THURSDAY, March 28, 2024
nationthailand

Unregulated private hospital pricing has jeopardised all Thai healthcare 

Unregulated private hospital pricing has jeopardised all Thai healthcare 

Re: “Medical price control plan looms over private hospitals”, Front page, January 11. 

Private hospital shares in Thailand have long been a darling of foreign fund managers because there has been a perception that normal developed-country metrics for valuing healthcare stocks were not applicable in Thailand because of the lack of willingness of the government to control prices. Hospital managements were always happy to boast to visiting fund managers that they were able to impose annual price increases that were way in excess of consumer price inflation, a situation they expected to last indefinitely. Hopefully the government will now seize the opportunity to regulate hospital prices according to the international standards to which the private hospitals always claim to adhere.
The knock-on effects of private hospital prices rising faster than salaries are serious for society and the economy. Rising healthcare costs force insurance companies to raise premiums for medical insurance. Middle class Thais who aspire to buy medical insurance and use private healthcare get crowded out and are forced to return to or remain in Universal Healthcare or the Social Security system. That puts a greater strain on these two systems, which, particularly Universal Healthcare, are already straining at the seams. This puts the health of the workforce and their families in greater jeopardy.
A healthy workforce is more productive and middle class consumers that are not saving to cover costs of ever-rising healthcare costs have more money available to recycle into the consumer economy.

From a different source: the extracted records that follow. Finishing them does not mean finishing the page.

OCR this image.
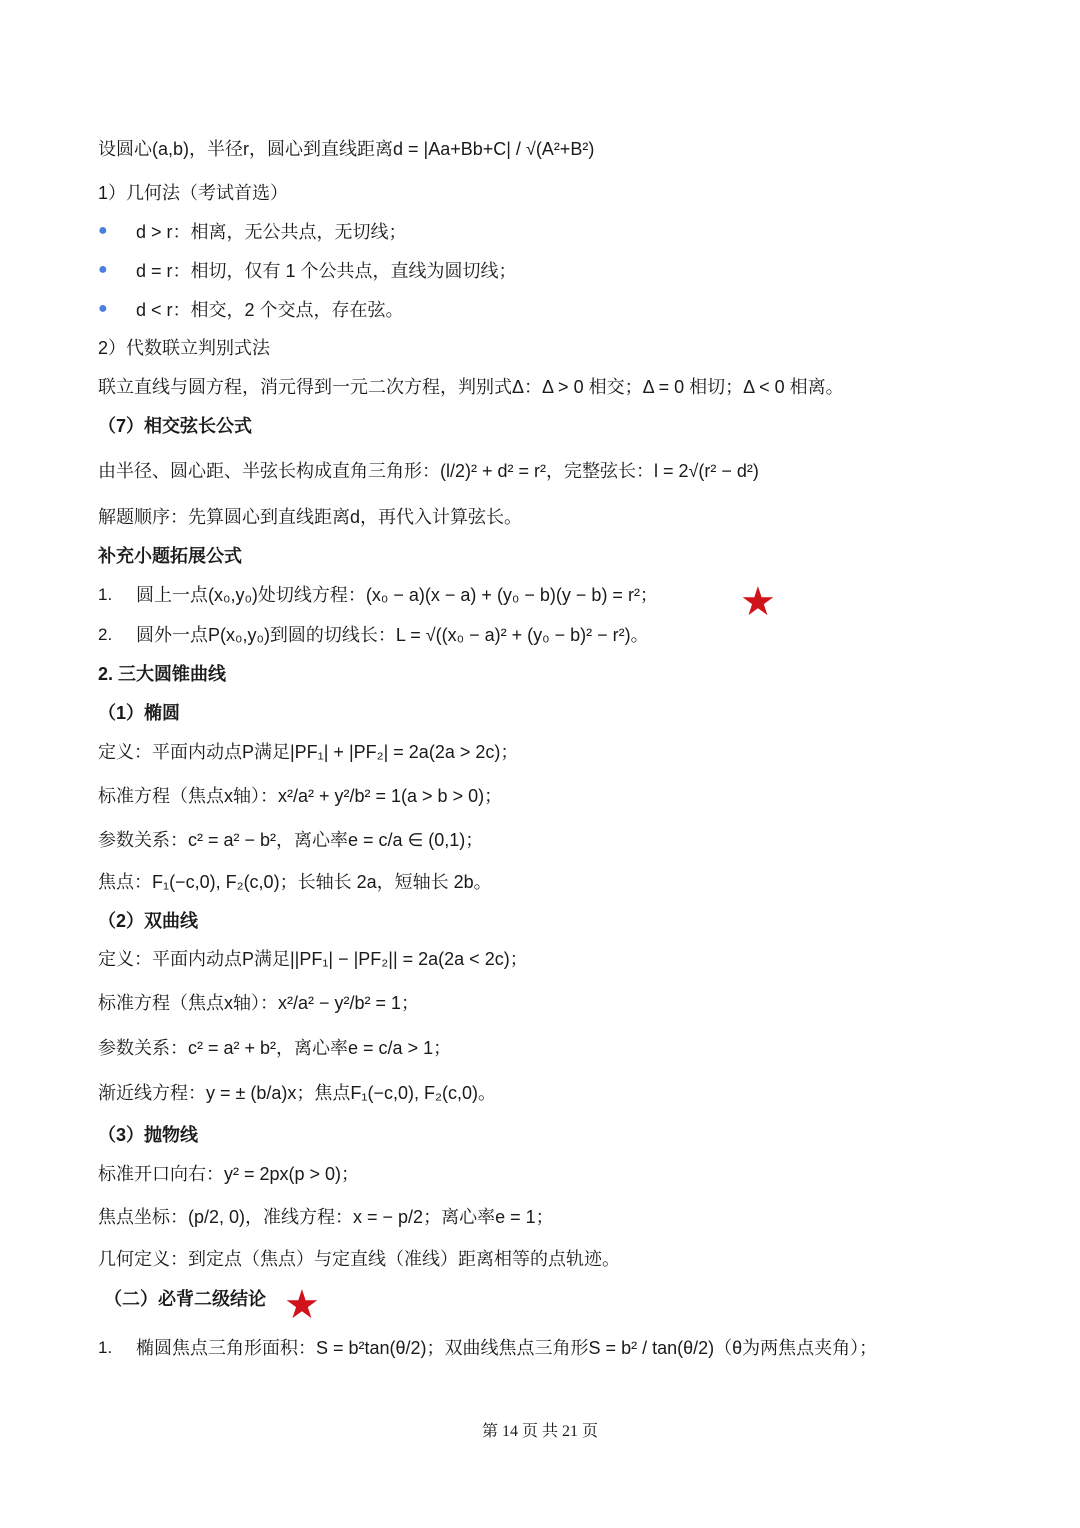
设圆心(a,b)，半径r，圆心到直线距离d = |Aa+Bb+C| / √(A²+B²)
1）几何法（考试首选）
● d > r：相离，无公共点，无切线；
● d = r：相切，仅有 1 个公共点，直线为圆切线；
● d < r：相交，2 个交点，存在弦。
2）代数联立判别式法
联立直线与圆方程，消元得到一元二次方程，判别式Δ：Δ > 0 相交；Δ = 0 相切；Δ < 0 相离。
（7）相交弦长公式
由半径、圆心距、半弦长构成直角三角形：(l/2)² + d² = r²，完整弦长：l = 2√(r² − d²)
解题顺序：先算圆心到直线距离d，再代入计算弦长。
补充小题拓展公式
1. 圆上一点(x₀,y₀)处切线方程：(x₀ − a)(x − a) + (y₀ − b)(y − b) = r²； ★
2. 圆外一点P(x₀,y₀)到圆的切线长：L = √((x₀ − a)² + (y₀ − b)² − r²)。
2. 三大圆锥曲线
（1）椭圆
定义：平面内动点P满足|PF₁| + |PF₂| = 2a(2a > 2c)；
标准方程（焦点x轴）：x²/a² + y²/b² = 1(a > b > 0)；
参数关系：c² = a² − b²，离心率e = c/a ∈ (0,1)；
焦点：F₁(−c,0), F₂(c,0)；长轴长 2a，短轴长 2b。
（2）双曲线
定义：平面内动点P满足||PF₁| − |PF₂|| = 2a(2a < 2c)；
标准方程（焦点x轴）：x²/a² − y²/b² = 1；
参数关系：c² = a² + b²，离心率e = c/a > 1；
渐近线方程：y = ± (b/a)x；焦点F₁(−c,0), F₂(c,0)。
（3）抛物线
标准开口向右：y² = 2px(p > 0)；
焦点坐标：(p/2, 0)，准线方程：x = − p/2；离心率e = 1；
几何定义：到定点（焦点）与定直线（准线）距离相等的点轨迹。
（二）必背二级结论 ★
1. 椭圆焦点三角形面积：S = b²tan(θ/2)；双曲线焦点三角形S = b² / tan(θ/2)（θ为两焦点夹角）；
第 14 页 共 21 页
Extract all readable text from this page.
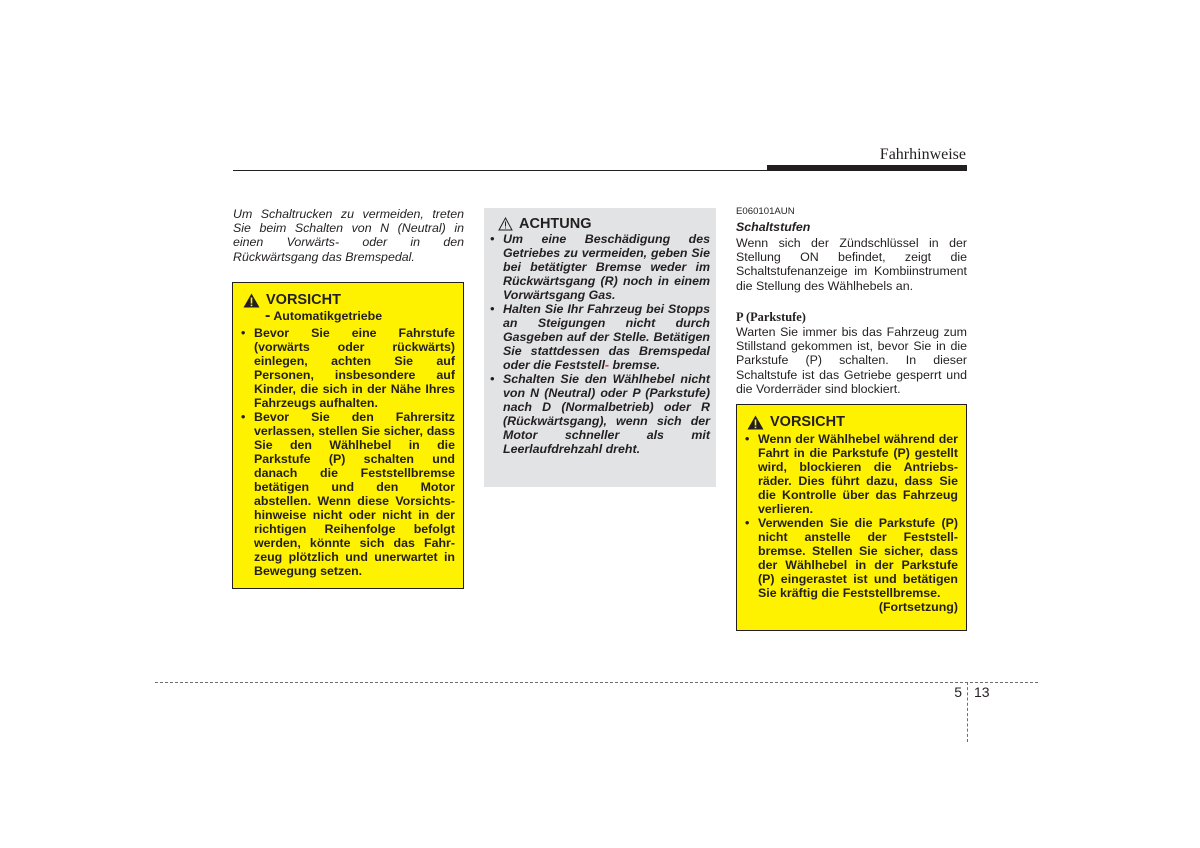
Fahrhinweise
Um Schaltrucken zu vermeiden, treten Sie beim Schalten von N (Neutral) in einen Vorwärts- oder in den Rückwärtsgang das Bremspedal.
VORSICHT
- Automatikgetriebe
• Bevor Sie eine Fahrstufe (vorwärts oder rückwärts) einlegen, achten Sie auf Personen, insbesondere auf Kinder, die sich in der Nähe Ihres Fahrzeugs aufhalten.
• Bevor Sie den Fahrersitz verlassen, stellen Sie sicher, dass Sie den Wählhebel in die Parkstufe (P) schalten und danach die Feststellbremse betätigen und den Motor abstellen. Wenn diese Vorsichts-hinweise nicht oder nicht in der richtigen Reihenfolge befolgt werden, könnte sich das Fahr-zeug plötzlich und unerwartet in Bewegung setzen.
ACHTUNG
• Um eine Beschädigung des Getriebes zu vermeiden, geben Sie bei betätigter Bremse weder im Rückwärtsgang (R) noch in einem Vorwärtsgang Gas.
• Halten Sie Ihr Fahrzeug bei Stopps an Steigungen nicht durch Gasgeben auf der Stelle. Betätigen Sie stattdessen das Bremspedal oder die Feststell- bremse.
• Schalten Sie den Wählhebel nicht von N (Neutral) oder P (Parkstufe) nach D (Normalbetrieb) oder R (Rückwärtsgang), wenn sich der Motor schneller als mit Leerlaufdrehzahl dreht.
E060101AUN
Schaltstufen
Wenn sich der Zündschlüssel in der Stellung ON befindet, zeigt die Schaltstufenanzeige im Kombiinstrument die Stellung des Wählhebels an.
P (Parkstufe)
Warten Sie immer bis das Fahrzeug zum Stillstand gekommen ist, bevor Sie in die Parkstufe (P) schalten. In dieser Schaltstufe ist das Getriebe gesperrt und die Vorderräder sind blockiert.
VORSICHT
• Wenn der Wählhebel während der Fahrt in die Parkstufe (P) gestellt wird, blockieren die Antriebs-räder. Dies führt dazu, dass Sie die Kontrolle über das Fahrzeug verlieren.
• Verwenden Sie die Parkstufe (P) nicht anstelle der Feststell-bremse. Stellen Sie sicher, dass der Wählhebel in der Parkstufe (P) eingerastet ist und betätigen Sie kräftig die Feststellbremse.
(Fortsetzung)
5 13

Providing high-quality affordable private healthcare as well as improving government healthcare is something that will benefit workers and business owners alike, with the exception of the price-gougers – but they must have accumulated enough wealth from their dubious practices by now.
After regulating private healthcare in a sensible and fair way, the next important step for the government will be to merge the three government healthcare schemes. The Social Security scheme only provides for the insured worker, not his or her family, while Universal Healthcare is stretched to the limit. There is no longer any justification for maintaining a third scheme for civil servants and their families that pays out far more per-capita than either of the other two government schemes. Merging the three would give bureaucrats a strong incentive to reform a new universal system, since they and their families would share an equal stake in it with the general public.